ILMO SR. TEN. CEL. PM COMANDANTE DO xxxxx BPM DA POLÍCIA MILITAR DO ESTADO DE MINAS GERAIS.

NOBRES MEMBROS DO CEDMU





NOME DO MILITAR, SD PM, já devidamente qualificado nos autos do Processo de Comunicação Disciplinar em epígrafe, com fulcro no artigo 5º, inciso LV da Constituição Federal de 1988, em face da acusação constante do Termo de Abertura de Vista , vêm, tempestiva e respeitosamente a Vossa Senhoria apresentar as suas,

RAZÕES ESCRITAS DE DEFESA,

pelos motivos de fato e de direito que passa a expor:


I – DOS FATOS

Em xxxxx de julho do corrente ano, a guarnição que o militar compunha, foi empenhada às 16h19min, via CICOP, em uma ocorrência de natureza furto, na rua xxxxxxxx, nº xxx, Bairro xxxxxx.

Ao chegarem no local, constataram que tratava-se de uma ocorrência de violência doméstica, com vítima e autor da agressão física, sendo necessário a condução das partes à delegacia especializada, para as providências cabíveis.

Conforme trazia a escala, a guarnição estaria de serviço no 1º turno, no horário compreendido entre 07 e 17 horas. Por esse motivo o comandante da guarnição policial (Sgt PM xxxxxxx), fez contato com o CPU Ten. xxxxxxx, cientificando-o sobre a necessidade de condução das partes à delegacia, e ainda, sobre o horário de término do turno de serviço dos militares, e que estariam entrando de serviço no dia seguinte às 6h30min da manhã.

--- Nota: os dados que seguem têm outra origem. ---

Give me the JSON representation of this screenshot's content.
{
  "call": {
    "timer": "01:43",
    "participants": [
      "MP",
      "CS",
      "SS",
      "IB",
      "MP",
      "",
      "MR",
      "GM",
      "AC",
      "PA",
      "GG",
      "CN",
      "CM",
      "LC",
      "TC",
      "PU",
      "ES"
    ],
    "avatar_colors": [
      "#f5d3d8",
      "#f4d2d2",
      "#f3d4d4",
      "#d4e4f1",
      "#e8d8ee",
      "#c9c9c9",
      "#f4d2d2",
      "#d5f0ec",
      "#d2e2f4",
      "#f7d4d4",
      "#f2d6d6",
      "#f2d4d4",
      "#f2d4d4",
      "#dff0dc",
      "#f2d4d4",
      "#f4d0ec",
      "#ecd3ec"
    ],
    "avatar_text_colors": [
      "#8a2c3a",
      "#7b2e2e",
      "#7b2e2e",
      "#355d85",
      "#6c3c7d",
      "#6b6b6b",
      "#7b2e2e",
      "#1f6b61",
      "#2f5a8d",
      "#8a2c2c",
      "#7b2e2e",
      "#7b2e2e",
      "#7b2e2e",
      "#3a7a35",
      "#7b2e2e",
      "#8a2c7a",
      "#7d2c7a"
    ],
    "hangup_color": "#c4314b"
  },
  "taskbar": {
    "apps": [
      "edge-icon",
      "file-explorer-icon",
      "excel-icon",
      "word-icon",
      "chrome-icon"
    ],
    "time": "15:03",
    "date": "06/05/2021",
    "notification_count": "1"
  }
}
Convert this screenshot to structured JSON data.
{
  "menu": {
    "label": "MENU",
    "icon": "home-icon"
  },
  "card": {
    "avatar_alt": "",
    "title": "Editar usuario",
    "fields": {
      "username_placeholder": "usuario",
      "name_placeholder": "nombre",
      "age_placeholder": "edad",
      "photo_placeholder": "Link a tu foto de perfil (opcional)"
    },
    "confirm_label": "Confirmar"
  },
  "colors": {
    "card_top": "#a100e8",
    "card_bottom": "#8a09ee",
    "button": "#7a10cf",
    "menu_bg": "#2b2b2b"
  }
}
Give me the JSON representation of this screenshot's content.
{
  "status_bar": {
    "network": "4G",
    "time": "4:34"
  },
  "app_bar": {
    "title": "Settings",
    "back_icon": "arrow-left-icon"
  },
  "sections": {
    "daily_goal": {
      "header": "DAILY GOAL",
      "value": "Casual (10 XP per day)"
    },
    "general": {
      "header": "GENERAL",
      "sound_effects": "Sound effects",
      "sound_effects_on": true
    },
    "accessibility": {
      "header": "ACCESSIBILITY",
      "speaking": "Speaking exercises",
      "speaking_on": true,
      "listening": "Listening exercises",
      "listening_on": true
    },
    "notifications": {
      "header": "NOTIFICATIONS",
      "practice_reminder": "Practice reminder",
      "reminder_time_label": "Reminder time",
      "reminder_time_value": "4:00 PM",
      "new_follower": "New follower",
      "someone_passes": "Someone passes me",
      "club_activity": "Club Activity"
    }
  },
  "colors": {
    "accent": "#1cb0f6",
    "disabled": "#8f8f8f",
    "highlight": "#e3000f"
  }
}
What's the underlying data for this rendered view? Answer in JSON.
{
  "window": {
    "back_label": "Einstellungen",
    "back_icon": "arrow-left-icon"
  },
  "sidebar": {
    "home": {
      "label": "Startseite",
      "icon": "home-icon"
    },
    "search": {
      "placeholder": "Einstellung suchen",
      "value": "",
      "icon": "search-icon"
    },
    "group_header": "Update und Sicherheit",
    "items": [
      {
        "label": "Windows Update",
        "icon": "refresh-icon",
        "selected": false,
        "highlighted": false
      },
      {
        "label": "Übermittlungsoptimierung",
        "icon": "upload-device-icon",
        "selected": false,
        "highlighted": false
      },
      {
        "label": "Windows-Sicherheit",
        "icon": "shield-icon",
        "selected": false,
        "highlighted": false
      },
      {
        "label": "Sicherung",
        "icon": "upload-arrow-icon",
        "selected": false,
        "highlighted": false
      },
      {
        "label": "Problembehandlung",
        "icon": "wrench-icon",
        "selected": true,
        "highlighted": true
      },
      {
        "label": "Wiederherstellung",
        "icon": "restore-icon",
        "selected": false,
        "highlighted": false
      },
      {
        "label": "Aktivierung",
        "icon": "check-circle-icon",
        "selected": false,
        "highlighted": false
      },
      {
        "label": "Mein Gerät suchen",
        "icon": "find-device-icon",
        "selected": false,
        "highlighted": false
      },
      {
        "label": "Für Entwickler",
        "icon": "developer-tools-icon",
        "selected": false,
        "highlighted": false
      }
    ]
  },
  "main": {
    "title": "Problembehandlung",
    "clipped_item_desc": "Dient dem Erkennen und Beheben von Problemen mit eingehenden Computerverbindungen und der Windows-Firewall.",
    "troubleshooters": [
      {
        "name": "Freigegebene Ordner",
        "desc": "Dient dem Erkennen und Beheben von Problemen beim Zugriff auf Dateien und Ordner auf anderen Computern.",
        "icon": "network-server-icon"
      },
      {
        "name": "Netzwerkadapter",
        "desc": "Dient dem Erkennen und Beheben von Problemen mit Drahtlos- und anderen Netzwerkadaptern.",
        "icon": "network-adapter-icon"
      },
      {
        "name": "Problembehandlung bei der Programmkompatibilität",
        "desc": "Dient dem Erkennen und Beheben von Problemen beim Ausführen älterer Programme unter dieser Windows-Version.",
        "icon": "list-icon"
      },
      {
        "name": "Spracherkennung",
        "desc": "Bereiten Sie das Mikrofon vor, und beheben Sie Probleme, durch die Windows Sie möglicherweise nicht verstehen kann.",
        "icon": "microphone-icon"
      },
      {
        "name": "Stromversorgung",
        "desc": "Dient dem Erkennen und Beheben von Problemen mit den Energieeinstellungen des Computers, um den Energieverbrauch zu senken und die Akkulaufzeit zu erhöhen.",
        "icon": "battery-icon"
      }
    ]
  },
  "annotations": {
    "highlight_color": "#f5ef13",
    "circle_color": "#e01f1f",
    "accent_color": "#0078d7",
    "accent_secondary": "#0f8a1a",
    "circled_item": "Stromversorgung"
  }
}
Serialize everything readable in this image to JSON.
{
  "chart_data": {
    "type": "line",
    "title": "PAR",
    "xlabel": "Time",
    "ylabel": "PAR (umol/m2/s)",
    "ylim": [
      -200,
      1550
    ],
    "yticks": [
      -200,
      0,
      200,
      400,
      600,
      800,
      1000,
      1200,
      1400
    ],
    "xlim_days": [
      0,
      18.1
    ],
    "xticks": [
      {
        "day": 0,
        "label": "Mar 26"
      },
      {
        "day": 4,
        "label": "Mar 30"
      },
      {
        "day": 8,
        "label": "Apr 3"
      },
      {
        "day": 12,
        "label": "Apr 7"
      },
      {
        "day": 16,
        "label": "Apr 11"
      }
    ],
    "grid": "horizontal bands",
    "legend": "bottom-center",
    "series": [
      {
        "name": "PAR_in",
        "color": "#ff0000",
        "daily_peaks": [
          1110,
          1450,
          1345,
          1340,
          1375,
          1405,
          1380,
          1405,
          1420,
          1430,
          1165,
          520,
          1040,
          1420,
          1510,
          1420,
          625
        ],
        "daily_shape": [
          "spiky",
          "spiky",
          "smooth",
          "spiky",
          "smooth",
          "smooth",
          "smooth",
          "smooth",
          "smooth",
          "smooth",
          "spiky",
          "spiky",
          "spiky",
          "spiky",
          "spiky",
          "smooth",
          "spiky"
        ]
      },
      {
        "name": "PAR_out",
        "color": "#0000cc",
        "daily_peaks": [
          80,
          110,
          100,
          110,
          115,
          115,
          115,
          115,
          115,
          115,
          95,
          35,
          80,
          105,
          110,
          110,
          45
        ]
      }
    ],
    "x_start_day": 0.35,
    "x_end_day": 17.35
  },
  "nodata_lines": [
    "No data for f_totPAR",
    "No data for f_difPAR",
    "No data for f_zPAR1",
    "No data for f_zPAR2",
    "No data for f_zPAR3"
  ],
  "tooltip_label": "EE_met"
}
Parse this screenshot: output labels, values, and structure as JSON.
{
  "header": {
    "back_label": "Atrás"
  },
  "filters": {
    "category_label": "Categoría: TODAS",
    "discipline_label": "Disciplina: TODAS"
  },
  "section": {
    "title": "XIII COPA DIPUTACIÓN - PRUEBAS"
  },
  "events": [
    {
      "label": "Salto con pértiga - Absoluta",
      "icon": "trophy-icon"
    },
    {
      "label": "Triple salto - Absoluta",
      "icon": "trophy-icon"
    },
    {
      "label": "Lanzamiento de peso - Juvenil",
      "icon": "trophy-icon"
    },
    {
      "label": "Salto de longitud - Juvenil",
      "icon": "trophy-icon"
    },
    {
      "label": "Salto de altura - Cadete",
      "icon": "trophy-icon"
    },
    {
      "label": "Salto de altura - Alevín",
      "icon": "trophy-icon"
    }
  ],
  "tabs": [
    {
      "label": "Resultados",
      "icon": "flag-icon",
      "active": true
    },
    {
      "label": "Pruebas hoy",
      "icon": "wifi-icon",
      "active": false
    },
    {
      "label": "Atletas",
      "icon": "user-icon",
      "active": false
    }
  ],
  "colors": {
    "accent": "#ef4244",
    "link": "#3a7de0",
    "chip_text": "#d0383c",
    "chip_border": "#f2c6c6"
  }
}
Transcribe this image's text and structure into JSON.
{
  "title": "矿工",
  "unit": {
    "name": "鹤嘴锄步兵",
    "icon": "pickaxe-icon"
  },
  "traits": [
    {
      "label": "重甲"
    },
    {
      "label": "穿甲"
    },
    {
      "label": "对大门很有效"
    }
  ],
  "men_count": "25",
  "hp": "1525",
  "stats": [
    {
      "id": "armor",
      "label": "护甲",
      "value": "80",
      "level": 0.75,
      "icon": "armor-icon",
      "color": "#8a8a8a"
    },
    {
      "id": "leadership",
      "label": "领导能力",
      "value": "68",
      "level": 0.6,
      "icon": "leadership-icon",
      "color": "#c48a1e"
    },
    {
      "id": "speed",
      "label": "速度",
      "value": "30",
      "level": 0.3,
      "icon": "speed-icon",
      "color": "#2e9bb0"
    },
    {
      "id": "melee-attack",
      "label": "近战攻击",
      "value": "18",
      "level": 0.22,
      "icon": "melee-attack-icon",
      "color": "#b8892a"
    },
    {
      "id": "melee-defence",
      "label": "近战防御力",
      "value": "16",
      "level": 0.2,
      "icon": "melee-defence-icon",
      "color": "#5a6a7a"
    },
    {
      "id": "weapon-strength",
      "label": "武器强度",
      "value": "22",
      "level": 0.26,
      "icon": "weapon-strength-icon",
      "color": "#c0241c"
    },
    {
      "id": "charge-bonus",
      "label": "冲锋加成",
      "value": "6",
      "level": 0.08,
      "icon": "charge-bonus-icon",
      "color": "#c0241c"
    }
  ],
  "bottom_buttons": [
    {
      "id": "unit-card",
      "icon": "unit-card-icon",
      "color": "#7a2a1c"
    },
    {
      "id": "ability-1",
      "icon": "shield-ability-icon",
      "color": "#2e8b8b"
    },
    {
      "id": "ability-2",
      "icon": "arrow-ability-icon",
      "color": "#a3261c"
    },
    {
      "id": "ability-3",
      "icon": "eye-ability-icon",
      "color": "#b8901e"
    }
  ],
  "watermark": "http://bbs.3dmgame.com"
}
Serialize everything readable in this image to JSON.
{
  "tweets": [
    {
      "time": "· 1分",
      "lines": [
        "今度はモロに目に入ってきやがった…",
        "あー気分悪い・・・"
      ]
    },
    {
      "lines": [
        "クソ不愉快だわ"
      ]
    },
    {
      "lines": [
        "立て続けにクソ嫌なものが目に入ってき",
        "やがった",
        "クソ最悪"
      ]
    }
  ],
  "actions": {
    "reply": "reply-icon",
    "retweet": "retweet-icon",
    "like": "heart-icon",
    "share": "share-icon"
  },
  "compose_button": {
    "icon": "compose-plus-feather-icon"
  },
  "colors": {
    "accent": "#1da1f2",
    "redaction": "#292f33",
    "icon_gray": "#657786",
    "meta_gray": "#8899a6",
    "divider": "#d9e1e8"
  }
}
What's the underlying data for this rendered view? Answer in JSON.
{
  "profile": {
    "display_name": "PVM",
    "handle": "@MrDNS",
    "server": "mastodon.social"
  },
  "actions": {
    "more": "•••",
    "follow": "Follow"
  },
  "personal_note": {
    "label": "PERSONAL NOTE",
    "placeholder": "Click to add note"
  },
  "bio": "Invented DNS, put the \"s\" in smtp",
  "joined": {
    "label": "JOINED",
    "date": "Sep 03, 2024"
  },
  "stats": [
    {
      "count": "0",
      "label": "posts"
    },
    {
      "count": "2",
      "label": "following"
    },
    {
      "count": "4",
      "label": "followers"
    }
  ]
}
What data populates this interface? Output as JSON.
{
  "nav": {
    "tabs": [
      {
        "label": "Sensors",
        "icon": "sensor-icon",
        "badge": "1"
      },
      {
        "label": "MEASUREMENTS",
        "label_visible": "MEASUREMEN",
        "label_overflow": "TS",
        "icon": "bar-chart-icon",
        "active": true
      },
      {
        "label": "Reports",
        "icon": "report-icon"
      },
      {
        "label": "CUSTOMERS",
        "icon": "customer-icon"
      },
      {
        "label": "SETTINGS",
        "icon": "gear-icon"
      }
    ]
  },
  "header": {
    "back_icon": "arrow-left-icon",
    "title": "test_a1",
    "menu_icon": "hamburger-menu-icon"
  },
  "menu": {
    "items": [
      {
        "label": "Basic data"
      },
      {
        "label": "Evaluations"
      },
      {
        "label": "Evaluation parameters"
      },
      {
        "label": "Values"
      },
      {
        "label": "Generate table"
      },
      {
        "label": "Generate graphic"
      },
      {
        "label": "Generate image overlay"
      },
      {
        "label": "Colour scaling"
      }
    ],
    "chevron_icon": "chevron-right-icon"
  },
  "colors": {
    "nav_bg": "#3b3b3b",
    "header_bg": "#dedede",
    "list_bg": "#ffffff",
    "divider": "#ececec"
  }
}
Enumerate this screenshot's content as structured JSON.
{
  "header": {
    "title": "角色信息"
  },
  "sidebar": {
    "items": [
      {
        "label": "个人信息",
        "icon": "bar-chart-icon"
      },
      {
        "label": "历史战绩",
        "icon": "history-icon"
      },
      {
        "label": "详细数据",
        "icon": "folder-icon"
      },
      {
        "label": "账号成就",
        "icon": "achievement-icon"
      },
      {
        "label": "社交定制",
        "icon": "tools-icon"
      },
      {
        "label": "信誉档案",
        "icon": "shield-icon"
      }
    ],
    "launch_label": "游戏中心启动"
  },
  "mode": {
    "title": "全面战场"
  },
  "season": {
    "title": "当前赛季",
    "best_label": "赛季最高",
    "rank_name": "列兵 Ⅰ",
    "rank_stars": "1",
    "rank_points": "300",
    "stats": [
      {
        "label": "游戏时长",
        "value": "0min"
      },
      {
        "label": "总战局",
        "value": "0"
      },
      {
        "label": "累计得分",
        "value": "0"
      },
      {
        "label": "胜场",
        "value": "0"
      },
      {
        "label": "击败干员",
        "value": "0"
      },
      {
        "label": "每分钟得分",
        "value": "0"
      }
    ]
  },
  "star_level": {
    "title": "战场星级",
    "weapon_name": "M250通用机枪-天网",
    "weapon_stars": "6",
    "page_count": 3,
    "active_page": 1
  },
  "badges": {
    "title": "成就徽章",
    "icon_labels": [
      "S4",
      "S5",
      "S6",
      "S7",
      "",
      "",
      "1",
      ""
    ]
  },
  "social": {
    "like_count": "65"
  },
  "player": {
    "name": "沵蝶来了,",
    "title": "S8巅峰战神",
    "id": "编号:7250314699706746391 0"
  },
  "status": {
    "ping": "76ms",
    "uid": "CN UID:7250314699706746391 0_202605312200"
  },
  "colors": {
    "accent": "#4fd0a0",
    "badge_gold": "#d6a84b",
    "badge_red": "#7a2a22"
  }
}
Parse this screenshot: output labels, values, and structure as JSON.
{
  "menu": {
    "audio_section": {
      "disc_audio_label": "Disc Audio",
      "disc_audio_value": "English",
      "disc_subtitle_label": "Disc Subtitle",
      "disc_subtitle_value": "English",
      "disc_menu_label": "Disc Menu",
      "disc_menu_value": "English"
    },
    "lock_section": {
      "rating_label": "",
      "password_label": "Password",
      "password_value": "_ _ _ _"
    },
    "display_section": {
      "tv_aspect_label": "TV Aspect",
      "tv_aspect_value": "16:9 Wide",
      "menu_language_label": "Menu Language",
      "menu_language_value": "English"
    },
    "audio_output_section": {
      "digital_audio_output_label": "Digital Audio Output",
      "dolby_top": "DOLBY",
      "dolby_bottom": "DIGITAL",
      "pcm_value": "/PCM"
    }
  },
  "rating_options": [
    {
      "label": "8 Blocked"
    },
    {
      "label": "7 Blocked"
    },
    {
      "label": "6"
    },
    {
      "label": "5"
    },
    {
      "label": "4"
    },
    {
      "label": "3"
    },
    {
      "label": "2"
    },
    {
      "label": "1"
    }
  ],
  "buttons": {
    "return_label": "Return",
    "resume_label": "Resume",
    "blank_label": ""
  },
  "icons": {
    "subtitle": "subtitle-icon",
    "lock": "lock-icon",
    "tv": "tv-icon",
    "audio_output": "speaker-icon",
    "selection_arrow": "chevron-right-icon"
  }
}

Porém, o oficial determinou que a guarnição prosseguisse com a ocorrência, mesmo sabendo que havia outras viaturas do segundo turno liberadas.

Dessa forma, a guarnição policial deslocou-se com os envolvidos para o registro da ocorrência, na Delegacia de Plantão de Atendimento à Mulher.

Ao chegarem na delegacia, depararam com várias viaturas de outras Unidades aguardando atendimento.

Aproximadamente às 21h30min foram liberados pela autoridade de polícia judiciária, deixando a delegacia para retornarem à xxxxx Cia PM, para então encerrar o turno de serviço.

A equipe policial encerrou as atividades às 22hs, ficando o Sgt PM xxxxxxxxx com a responsabilidade de comunicar a quem de direito, de que não tinham condições de trabalharem no dia seguinte, devido ao desgaste físico.

Conforme dispõe a Resolução 4251/13, para que haja a recomposição orgânica, há a necessidade de descanso mínimo de 12 horas entre duas jornadas de trabalho.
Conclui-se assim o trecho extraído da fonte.